Faust told the Harvard Crimson she was concerned that the school’s results badly lagged those of peers such as Yale University and the Massachusetts Institute of Technology. Harvard relies on its endowment to fund 35 percent of its yearly budget.
“It’s very much a concern for Stephen Blyth, who has been making significant changes,” Faust said to the student-run newspaper, referring to the endowment’s investment chief. Faust said she has full confidence in Blyth, who took over in January, but her comments highlight the growing frustration with the fund’s returns.
Faust declined to be interviewed by the Globe.
Harvard posted a 5.8 percent return for the year ended June 30, while Yale gained 11.5 percent and MIT did better than any of the elite schools so far, rising 13.2 percent. Over 10 years, Harvard’s annual average return is 7.6 percent, trailing Yale’s 10 percent.
Over a decade, that adds up, to billions of dollars in lost potential.
“That’s pretty significant dough. It would’ve been nice to earn it,’’ said Charles Skorina, an executive recruiter in San Francisco whose firm closely tracks the performance and pay of staff at the nation’s top endowments.
Blyth has calculated that the investment fund can meet Harvard’s needs so long as it produces a return of at least 5 percent a year, after inflation.
But he also knows that’s not good enough. Harvard needs to beat the pack, both to grow and to win ivory tower bragging rights. In his annual letter, released last month, Blyth set an ambitious goal to be in the “top quartile” of Harvard’s top 10 peers, which would mean ranking in the top two or three.
He’s in the midst of a housecleaning and an overhaul of the endowment’s investment approach, which so far has involved four executive departures.

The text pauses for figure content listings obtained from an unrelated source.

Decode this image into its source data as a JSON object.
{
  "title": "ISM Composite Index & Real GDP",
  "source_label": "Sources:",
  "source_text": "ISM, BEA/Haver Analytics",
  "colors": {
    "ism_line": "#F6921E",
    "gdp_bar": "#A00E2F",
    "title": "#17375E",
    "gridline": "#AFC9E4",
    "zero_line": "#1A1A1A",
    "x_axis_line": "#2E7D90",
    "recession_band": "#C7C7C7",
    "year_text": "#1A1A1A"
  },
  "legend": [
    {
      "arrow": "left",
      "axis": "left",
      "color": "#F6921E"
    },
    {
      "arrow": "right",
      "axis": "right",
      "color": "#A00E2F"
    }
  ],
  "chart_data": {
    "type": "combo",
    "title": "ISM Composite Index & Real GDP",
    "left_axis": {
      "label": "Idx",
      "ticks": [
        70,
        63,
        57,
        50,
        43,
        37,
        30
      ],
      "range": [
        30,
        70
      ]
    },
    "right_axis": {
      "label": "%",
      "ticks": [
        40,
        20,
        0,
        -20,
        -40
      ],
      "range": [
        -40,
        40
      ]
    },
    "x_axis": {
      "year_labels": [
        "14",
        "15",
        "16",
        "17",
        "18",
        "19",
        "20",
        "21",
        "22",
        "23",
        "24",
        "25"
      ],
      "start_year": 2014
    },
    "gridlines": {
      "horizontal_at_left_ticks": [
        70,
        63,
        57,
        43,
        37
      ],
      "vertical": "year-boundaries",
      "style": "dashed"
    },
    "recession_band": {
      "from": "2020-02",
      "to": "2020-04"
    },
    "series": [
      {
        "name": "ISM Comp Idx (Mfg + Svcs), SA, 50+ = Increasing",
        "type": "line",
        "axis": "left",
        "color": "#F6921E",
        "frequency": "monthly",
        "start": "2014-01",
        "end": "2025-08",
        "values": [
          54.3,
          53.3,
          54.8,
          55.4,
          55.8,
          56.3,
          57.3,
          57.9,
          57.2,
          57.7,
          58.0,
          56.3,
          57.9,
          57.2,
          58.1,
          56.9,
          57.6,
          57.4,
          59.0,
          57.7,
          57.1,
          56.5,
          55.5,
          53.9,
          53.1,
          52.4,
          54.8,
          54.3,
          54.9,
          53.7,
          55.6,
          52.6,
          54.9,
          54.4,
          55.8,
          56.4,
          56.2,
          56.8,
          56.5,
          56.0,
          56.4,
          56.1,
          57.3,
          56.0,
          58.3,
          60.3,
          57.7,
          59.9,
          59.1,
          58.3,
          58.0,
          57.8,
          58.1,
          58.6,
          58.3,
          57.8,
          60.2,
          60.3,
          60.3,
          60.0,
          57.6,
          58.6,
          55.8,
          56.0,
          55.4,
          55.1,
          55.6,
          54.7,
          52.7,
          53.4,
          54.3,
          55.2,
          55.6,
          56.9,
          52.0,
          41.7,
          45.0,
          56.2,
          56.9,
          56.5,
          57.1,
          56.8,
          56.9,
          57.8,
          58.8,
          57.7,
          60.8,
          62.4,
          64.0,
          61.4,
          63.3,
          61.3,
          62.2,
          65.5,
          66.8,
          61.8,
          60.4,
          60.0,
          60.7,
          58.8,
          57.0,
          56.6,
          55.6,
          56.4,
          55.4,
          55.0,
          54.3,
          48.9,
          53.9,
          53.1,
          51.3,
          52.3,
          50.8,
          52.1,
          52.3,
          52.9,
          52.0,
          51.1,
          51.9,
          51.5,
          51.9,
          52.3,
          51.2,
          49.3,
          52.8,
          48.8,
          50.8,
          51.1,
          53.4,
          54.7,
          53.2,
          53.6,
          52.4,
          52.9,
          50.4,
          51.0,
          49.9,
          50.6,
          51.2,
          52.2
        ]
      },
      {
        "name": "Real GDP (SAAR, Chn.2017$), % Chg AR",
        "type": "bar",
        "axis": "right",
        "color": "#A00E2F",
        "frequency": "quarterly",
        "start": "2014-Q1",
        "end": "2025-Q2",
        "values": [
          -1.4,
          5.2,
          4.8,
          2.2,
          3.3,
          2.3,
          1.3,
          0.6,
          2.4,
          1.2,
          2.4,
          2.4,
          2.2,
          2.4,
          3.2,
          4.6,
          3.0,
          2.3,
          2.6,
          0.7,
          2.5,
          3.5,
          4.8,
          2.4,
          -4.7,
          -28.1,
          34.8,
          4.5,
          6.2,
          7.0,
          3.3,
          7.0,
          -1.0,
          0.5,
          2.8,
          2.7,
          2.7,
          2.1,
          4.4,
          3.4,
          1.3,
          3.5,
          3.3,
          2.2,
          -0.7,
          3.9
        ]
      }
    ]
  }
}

Andrew Wiltshire, Harvard’s head of alternative assets, announced last month that he will retire this year, and the two top natural-resources managers, along with a fixed-income manager, recently left.

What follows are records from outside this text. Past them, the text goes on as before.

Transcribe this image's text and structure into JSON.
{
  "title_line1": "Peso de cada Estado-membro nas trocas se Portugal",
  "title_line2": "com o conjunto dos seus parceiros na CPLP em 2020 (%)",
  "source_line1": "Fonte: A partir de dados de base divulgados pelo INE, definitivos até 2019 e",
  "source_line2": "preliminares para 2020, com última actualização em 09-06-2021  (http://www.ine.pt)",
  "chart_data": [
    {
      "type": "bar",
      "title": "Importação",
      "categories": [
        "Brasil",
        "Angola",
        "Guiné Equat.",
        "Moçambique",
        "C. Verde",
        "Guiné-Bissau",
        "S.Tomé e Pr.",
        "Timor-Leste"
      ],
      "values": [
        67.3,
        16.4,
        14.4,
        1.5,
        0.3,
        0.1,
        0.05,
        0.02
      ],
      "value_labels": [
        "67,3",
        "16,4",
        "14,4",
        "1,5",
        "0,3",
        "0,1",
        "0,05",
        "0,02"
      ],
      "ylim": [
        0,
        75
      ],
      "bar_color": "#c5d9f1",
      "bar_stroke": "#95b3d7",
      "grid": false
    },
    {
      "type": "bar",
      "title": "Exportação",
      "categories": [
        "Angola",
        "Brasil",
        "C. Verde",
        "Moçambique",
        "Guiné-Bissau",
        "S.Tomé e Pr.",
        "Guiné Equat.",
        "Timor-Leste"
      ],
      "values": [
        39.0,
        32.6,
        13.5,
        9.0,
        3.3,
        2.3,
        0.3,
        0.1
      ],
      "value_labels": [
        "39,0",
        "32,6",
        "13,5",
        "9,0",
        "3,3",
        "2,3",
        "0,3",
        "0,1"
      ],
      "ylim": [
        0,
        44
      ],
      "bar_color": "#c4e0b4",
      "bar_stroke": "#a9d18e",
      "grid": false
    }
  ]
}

In a letter to staff last Friday, Blyth said the group has made strides in the past nine months, but there is hard work ahead.

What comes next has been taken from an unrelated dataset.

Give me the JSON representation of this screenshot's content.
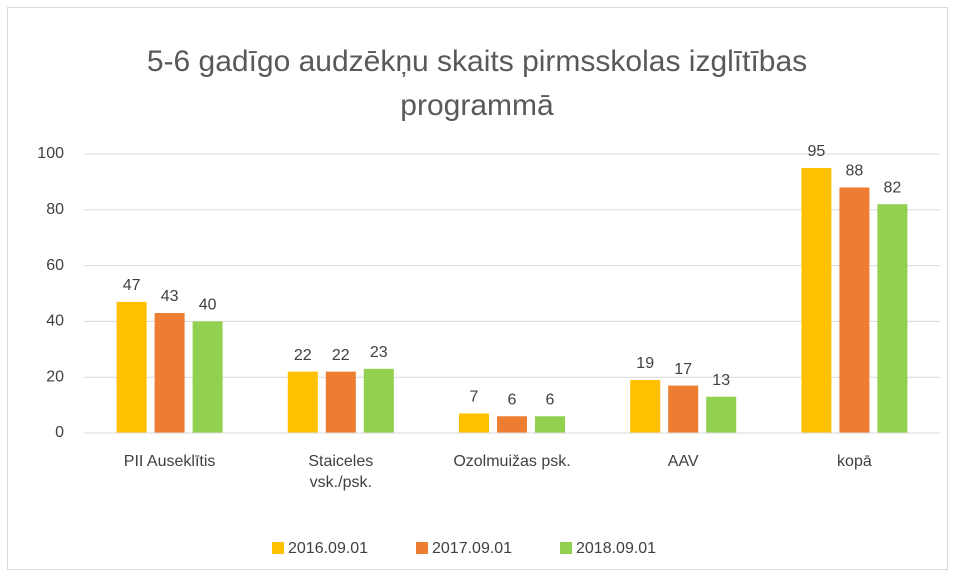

“With a team that is fully aligned with our objectives and investment process, I am highly optimistic we will be able to deliver for Harvard,’’ Blyth wrote.
But critics are asking how the broadly diversified portfolio approach, honed at Yale and Harvard and now largely adopted industrywide, has apparently failed at Harvard, with the highest-paid staff in the industry. Over the past five years, Harvard would have made more money, by its own calculation, investing in a simple 60/40 percent mix of US stocks and bonds.
Yet when it comes to judging performance, “Rain or shine, you can’t really tell the difference when you just look at the money being paid at Harvard Management,’’ said David Kaiser, a member of a group of Harvard alumni that has long been critical of the endowment managers’ multimillion-dollar pay.
Kaiser also said he’s concerned that more public pressure on the endowment managers could spur them to take on too much risk, as happened in the run-up to the financial crisis.
Blyth’s predecessor, Jane Mendillo, started the job in July 2008, just before the global financial crisis hit and the endowment lost 27 percent of its value. After spending a couple of years cleaning up risky positions she had inherited, she may have remained conservative for too long, according to people who know her and follow the endowment closely.
Former Harvard president Lawrence H. Summers, who presided at the university before the crisis, also criticized the endowment, telling the Crimson it was “deeply troubling” that the fund has lagged peers since then.
Summers had encouraged the university to invest its operating cash in the endowment, a strategy that made money for years, but backfired after he left. Harvard in 2009 disclosed that it lost $1.8 billion in cash invested in the endowment.
Summers has long maintained that the university should have changed course after he left in 2006. Harvard’s former treasurer also acknowledged that at the time.
Said Kaiser, the alumnus, “It has taken President Faust and former president Summers quite a while to complain about performance.”